In [1]:
from pandas import DataFrame
%matplotlib inline
from datetime import datetime

import numpy as np
from matplotlib import pyplot as plt

from benchmark import run_benchmark, run_benchmark_comparison
from lowcarb.carbon_sdk_webapi import CarbonSDK_WebAPI

try:
    plt.style.use('./util//matplotlib_stylesheet.mplstyle')
except OSError:
    pass

Using the public CarbonSDK_WebAPI from the hackathon.
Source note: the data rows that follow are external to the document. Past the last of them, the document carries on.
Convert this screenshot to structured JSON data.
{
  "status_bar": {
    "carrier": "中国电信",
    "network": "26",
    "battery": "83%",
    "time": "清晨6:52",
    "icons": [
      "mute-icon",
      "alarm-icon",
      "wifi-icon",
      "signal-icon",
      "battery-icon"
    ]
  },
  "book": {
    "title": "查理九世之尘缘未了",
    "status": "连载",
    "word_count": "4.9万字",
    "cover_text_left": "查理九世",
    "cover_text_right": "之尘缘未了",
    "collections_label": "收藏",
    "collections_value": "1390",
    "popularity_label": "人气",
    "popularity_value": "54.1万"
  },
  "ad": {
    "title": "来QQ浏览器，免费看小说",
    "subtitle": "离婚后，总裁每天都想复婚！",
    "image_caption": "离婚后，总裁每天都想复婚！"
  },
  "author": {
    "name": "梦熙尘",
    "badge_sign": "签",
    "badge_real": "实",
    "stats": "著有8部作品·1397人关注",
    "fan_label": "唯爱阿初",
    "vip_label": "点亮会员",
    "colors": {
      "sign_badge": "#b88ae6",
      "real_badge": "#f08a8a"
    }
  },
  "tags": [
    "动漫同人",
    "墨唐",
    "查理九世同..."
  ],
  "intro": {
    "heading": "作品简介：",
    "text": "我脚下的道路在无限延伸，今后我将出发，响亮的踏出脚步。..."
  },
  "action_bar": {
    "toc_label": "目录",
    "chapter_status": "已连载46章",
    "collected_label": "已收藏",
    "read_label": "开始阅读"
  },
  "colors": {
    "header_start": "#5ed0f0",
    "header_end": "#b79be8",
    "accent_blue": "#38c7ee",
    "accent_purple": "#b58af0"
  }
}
Appears to have the full access to worldwide data

In [2]:
api = CarbonSDK_WebAPI('https://carbon-aware-api.azurewebsites.net')

# Multi Region Benchmarks

In [3]:
config = {
    'selected_regions': ['westcentralus', 'ukwest', 'uksouth', 'westeurope', 'westus', 'australiacentral', 'australiaeast', 'swedencentral', 'norwaywest', 'norwayeast', 'northeurope', 'centralus', 'francesouth', 'francecentral'],
    'sim_start': datetime(year=2022, day=5, month=10, hour=0, minute=0, second=0),
    'sim_end': datetime(year=2022, day=9, month=10, hour=0, minute=0, second=0),
    'round_time': 12,   ###scheduling window in hours
    'windowSize': 60,   ###workload durating in minutes
    'num_clients': 3,
}

## Random Client Selection

In [4]:
###### this client selector selects random 3 clients
def random_select_clients(api, config: dict, i_round: int, round_start_time: datetime, available_clients: DataFrame, num_clients: int) -> DataFrame:
    selected_clients = available_clients.sample(num_clients)
    selected_clients.loc[:, 'scheduled_time'] = np.zeros(num_clients)
    return selected_clients

In [5]:
result = run_benchmark(api, config, random_select_clients)
print(f'Total training emission: {result["emissions_total"].sum()}')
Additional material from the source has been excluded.